As a teacher, there are few questions I despise as much as “is this going to be on the test?” It means the student has no interest or concern for the implications or applications, no curiosity, no reason to think about it for more than a microsecond beyond regurgitation on a mandated exam in order to get the gold star, the shiny class participation trophy.

And yet when I asked my daughter’s history teacher what the goal was in using Howard Zinn’s “A People’s History of the United States” was in an AP US History class, his answer amounted to “it’s on the AP test.”

He didn’t really expand upon that why it was studied, beyond that the College Board test has a heavy social focus, while textbooks do not. OK, but why do they choose to focus on socialist grievance industry PC BS rather than learning from past mistakes, and learning why things work the way they do?

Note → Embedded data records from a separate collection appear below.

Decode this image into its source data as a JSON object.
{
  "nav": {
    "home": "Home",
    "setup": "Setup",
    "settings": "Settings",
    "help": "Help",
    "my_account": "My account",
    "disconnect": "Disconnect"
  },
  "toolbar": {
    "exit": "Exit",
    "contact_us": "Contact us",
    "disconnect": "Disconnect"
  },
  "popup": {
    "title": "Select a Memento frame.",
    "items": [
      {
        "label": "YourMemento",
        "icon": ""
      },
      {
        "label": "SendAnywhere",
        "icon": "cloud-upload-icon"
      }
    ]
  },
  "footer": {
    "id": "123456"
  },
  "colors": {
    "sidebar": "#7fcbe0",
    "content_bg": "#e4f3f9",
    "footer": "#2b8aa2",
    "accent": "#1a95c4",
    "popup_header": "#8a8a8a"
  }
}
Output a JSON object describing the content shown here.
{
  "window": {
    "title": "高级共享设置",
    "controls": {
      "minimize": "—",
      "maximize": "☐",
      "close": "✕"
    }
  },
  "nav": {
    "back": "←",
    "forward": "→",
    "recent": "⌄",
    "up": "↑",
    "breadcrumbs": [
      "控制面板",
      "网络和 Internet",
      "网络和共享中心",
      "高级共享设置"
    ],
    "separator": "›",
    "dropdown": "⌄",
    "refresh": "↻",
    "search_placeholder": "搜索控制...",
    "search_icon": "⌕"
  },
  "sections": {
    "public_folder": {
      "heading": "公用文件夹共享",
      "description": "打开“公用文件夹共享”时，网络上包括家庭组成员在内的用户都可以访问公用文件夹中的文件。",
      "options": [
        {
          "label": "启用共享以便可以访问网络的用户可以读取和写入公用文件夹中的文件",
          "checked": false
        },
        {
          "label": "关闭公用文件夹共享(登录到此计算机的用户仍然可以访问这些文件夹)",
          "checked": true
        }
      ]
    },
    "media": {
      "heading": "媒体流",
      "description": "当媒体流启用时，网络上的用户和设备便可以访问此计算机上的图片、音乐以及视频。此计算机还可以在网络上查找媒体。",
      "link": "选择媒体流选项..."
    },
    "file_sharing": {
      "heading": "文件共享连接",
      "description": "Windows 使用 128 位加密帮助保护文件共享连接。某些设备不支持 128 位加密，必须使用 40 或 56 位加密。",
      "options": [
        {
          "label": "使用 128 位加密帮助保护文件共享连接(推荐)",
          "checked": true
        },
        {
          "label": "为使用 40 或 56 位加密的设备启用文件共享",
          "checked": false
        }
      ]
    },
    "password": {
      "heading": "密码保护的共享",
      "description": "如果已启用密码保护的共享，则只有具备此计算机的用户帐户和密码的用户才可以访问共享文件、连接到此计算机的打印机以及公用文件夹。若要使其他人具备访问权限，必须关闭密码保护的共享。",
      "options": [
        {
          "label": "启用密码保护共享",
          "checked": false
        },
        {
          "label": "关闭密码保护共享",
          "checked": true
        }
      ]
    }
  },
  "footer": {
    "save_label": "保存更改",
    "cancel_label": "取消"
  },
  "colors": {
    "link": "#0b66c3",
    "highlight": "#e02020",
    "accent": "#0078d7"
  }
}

So an unelected board is controlling what gets taught by controlling the test of what is “acceptable” knowledge to teach and speak in US history classes nation-wide. Talk about a simple way to move the Overton Window from a single point-source. I’m certain this fact has been totally missed by every intelligence operation, military psy-op org, international conglomerate, and special interest group in the world. Totally over their heads. They talk about “critical thinking,” then use a deeply flawed but well-written text that the average student doesn’t have the tools to accurately critique in order to shape their thinking for future classes.

Huh. What to do? Well, home school, but for various reasons not everyone can. Or start your own. Which I will. I don’t know what it will look like, and I don’t know where or how yet, but I’m sure the regular crowd at the Howling Puffin can figure it out.